VMware NSX-T Data Center

Cause

As per the openssh specifications, openssh will automatically change the TOS/DSCP field of IP header.
In the case of rsync, the TOS 0x08 will be selected by openssh.
TOS 0x08 is equal to DSCP 2.
When DSCP 2 is configured under ops-global-config it will cause the rsync/ssh sessions to hang.
You can use the following API to view the configuration details:
GET /policy/api/v1/infra/ops-global-config
{
    "in_band_network_telementry": { 
        "dscp_value": 2, 
        "indicator_type": "DSCP_VALUE"
    },
    [snip]
}
Note:
TOS is Type of Service.
DSCP is Differentiated Services Code Point.

Resolution

This is a known issue impacting NSX-T Data center and VMware NSX.

Workaround:
INT may not be necessary and can be disabled
The ops-global-config is specific to `VLAN Traceflow`, and the `VLAN Traceflow` is applied only to packets injected into VLAN backed port on ESXi. Enabling or disabling ops-global-config won't affect the behavior of `Overlay Traceflow`. Therefore, it does not make sense to enable ops-global-config on the NSX Management Plane if there is no ESXi type transport node on the setup (i.e. only linux/windows bare metal servers are used) . In this case, if it is not intend to use VLAN Traceflow on ESXi hosts, disabling ops global config won't have any negative impact.
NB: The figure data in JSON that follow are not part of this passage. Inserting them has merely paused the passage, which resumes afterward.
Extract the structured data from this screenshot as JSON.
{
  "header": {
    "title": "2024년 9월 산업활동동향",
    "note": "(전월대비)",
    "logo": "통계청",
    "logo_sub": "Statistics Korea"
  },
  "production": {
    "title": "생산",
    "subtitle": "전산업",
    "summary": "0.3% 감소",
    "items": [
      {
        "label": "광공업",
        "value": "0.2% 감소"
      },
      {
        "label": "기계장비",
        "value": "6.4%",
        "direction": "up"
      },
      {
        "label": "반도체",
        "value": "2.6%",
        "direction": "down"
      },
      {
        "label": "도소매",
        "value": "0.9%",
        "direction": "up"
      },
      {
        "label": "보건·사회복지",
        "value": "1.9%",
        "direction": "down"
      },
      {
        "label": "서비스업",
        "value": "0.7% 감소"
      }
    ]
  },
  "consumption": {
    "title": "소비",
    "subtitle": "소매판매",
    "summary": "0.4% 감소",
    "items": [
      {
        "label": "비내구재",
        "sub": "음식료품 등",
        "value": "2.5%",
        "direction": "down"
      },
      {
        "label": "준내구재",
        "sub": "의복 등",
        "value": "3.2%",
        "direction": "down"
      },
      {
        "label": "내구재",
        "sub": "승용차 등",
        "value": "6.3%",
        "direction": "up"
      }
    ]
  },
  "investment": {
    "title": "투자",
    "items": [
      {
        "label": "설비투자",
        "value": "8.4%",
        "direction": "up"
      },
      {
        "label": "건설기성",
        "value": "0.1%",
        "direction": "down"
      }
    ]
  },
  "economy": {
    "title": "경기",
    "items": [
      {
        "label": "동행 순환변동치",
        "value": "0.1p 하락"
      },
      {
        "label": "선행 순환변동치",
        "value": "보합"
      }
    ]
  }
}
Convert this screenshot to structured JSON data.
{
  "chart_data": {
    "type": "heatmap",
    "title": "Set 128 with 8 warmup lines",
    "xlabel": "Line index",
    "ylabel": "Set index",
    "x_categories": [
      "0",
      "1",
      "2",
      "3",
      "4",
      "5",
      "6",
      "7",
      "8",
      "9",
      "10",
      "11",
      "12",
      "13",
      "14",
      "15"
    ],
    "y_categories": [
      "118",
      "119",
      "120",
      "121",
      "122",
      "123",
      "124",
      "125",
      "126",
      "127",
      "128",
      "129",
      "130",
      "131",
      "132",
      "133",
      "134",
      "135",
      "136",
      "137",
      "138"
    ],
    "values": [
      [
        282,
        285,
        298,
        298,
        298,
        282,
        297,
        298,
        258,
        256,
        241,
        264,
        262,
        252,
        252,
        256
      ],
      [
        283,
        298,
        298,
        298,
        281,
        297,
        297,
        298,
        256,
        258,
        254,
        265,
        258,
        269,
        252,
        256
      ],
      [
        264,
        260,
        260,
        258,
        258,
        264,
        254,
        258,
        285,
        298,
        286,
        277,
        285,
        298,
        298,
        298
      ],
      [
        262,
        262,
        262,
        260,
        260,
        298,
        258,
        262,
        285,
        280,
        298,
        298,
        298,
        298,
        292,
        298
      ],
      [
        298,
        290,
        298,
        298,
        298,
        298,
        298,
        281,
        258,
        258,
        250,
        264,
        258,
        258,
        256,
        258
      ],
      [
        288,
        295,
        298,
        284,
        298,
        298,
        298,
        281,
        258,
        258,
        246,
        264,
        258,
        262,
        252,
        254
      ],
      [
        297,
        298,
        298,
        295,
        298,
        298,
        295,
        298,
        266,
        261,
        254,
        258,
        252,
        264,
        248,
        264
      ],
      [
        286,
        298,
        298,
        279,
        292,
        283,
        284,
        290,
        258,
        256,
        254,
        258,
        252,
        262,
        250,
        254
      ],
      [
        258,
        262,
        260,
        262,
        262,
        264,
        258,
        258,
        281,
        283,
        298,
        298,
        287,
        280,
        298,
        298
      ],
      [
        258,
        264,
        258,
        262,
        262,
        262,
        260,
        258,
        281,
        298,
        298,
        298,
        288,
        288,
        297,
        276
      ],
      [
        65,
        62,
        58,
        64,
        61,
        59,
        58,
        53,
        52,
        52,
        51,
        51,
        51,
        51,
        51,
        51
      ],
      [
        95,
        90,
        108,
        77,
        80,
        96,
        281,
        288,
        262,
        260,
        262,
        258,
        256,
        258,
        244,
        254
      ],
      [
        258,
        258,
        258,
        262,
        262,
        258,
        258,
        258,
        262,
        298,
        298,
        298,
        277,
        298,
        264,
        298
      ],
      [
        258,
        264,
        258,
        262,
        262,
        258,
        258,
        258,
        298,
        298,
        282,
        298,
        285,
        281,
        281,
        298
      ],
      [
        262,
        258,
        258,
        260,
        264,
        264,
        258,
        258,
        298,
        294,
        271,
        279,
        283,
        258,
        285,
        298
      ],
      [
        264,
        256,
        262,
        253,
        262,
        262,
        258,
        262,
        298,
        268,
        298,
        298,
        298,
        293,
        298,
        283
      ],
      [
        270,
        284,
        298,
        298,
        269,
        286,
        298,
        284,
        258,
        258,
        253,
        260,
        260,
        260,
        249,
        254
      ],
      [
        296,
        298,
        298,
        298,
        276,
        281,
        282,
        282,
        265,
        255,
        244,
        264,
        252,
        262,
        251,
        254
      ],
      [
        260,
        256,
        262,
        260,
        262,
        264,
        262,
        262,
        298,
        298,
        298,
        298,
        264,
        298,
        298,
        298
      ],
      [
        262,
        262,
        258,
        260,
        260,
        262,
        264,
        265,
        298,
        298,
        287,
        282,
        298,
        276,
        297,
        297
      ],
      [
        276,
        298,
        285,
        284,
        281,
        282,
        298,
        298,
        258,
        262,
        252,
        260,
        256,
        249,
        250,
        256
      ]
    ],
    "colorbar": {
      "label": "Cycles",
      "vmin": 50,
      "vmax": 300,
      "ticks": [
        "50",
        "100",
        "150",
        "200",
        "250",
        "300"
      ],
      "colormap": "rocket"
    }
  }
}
If INT is not needed it can disable with the following steps:
1. Invoke GET /policy/api/v1/infra/ops-global-config.
2. Copy the response body from the above API.
3. Remove the 'in_band_network_telementry' field from the response body.
3. Return the edited response body with the following API PUT /policy/api/v1/infra/ops-global-config.



If INT is necessary the following is an example of how to find a suitable DSCP value if using VLAN Traceflow.
Assume we are using openssh client 7.4 (openssh-clients-7.4p1-21.el7.x86_64). Per the openssh specs, "versions 7.7 and earlier will set it per rfc1349 unless otherwise specified.
Therefore, the TSO bits are in bit 1 ~ bit 4, while the DSCP bit is in bit 2 to bit 7 (based on rfc2474).
Configure a DSCP value which bit 5 ~ bit 7 should be set (the bits do not overlap with TOS).
In this way, the DSCP value used by NSX won't conflict with the TOS value used by openssh.
An example DSCP value could be 111001b (DSCP value 57).

INT refers to In-band Network Telemetry.